Nearly all airports have undoubtedly seen record shortfalls. The self-proclaimed busiest airport in the world, Atlanta, Georgia’s Hartfield-Jackson, has perhaps been hit the hardest.
Atlanta’s airport manager recently reported the airport’s concession and rental car revenues declined by $42 million in the fiscal quarter ending March 2020, a time when the pandemic’s impact hadn’t fully matured.
The airport reported the closing of 310 of its 347 concessioners and dozens of gates because of the lack of traveling customers. Atlanta’s 110 million annual passenger traffic volume dropped 97% YOY for April.
Ground support companies like Swissport, a worldwide provider of cargo and ground handling services, employ 8,500 airport workers who support over 835 aviation companies, 230 million passengers, and nearly four million fights every year before the pandemic.
Because of the flying downturn, Swissport made redundant over 4,500 jobs and has had to close some of its’ airport locations giving airport managers pause on how quickly the airport operations can be restarted when they try to woo airline traffic back.
“While some areas of the business have been busier than others, across the company, revenue has almost been completely lost. As of May, it’s down by more than 75%, and we still have bills to pay,” a Swissport company official told the Press Association.
3rd party aircraft maintenance providers have been equally hit hard and their return to profitability may be slower than some of their business colleagues.
Aircraft maintenance giant Lufthansa Technik reported an earnings decline of $4.4 million during the first quarter of 2020. This is directly attributed to the reduction in needed maintenance services by their airline customers that are directly tied to aircraft not flying.
Industry experts also believe that airlines will be driven to cannibalize parts from parked aircraft to save on repair costs. This could cut demand for 3rd party repair services by as much as half for some companies.
In a report published by Forbes, over the next 10 years through 2030, Forbes estimates the size of the Maintenance, Repair, and Overhaul (MRO) market will be $150 billion less than originally forecast.
Airline caterers are likely to see significant losses as well that will impact their workforces although published reports are not yet available. Several airlines have eliminated food and beverage service on all but the longest international flights and even curtailed alcohol sales in the interest of reducing touchpoints between passengers and crew.

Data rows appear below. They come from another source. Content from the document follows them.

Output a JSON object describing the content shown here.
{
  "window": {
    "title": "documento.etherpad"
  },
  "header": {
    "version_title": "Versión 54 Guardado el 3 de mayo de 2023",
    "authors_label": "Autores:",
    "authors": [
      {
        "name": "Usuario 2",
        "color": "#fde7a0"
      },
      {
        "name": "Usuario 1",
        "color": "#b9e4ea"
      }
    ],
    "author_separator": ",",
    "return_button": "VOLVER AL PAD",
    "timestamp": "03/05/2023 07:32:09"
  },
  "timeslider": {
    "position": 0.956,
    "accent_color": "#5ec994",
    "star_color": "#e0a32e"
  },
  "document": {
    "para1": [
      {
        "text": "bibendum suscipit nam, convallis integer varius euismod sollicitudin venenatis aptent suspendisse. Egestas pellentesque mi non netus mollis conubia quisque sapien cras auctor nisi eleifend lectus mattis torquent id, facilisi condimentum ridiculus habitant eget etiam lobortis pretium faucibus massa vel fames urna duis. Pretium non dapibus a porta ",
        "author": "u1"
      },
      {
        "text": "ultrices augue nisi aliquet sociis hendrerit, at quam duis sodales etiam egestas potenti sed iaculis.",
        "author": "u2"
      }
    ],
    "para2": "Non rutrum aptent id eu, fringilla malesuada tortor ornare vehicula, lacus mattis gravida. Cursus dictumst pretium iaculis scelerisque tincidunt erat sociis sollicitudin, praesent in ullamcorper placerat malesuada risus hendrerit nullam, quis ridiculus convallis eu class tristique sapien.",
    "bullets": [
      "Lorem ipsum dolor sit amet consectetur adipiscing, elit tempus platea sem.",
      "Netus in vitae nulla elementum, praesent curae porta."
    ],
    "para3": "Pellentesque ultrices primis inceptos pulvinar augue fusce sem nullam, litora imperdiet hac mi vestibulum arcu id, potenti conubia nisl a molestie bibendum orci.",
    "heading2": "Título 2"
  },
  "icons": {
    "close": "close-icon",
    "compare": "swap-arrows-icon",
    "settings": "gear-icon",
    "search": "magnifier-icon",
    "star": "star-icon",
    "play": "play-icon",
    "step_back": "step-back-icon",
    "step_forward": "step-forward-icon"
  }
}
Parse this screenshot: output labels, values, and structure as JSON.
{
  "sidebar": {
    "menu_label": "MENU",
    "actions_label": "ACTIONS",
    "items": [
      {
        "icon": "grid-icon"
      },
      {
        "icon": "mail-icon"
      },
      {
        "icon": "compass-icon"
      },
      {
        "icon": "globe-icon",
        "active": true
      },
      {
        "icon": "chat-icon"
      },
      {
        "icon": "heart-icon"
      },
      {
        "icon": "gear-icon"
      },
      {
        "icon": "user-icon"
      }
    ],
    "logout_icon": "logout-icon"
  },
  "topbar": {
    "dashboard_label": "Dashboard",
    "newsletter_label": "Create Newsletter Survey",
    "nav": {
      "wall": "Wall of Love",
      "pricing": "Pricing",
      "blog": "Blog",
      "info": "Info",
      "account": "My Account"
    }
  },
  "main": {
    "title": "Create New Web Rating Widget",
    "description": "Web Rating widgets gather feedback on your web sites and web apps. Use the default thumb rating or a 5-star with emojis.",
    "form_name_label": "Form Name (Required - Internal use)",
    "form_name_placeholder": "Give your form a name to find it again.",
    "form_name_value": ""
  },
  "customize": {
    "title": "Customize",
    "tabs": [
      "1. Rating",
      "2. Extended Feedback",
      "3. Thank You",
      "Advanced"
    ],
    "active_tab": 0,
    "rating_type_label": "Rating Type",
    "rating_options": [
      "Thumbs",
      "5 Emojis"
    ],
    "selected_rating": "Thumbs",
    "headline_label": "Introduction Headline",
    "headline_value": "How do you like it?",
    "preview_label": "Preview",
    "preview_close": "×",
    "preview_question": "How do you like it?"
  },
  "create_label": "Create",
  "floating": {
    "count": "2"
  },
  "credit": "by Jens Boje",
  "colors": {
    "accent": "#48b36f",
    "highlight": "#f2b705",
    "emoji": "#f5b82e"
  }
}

To help stem revenue loss from decreased sales, some caters are even pre-packaging “airline food” for sale to persons looking for quick and easy meal options in their homes and offices. Gate Gourmet, a major caterer to the airlines, recently announced the program in a few select markets. Sales figures are not available but the idea is innovative and helps keep staff employed and may even change the stigma associated with airline food quality.
Niche Service Providers
While the big companies with the biggest losses garner most of the press, smaller companies who serve a niche aviation market stand to have the most to lose.
When flying ceased, one of the first cuts made by many of the airlines was to terminate its contractor teams. Many contractors that were hired to handle special programs and projects were released with little notice.
Shortly thereafter, airlines began trimming their workforce through voluntary and involuntary employment termination programs. But this may eventually work to the advantage of some of the niche contractors.
One contractor company official I spoke with said he is optimistic about the future. He related that he believes the airlines reduced staffing size a little too much (intentionally) and will eventually need to start looking to contract labor to backfill.
Airlines may face supplier challenges as they look to restart large scale operations because of the economic impact on their key partners from the pandemic. Aviation, both private and commercial, is a big contributor to many local economies. Local and national government leaders, regulators, and industry, including 3rd party suppliers, would be well served in starting the dialog now to ensure a speedy return of the economic benefits to the communities they serve which are provided by airlines, cargo, and business aviation.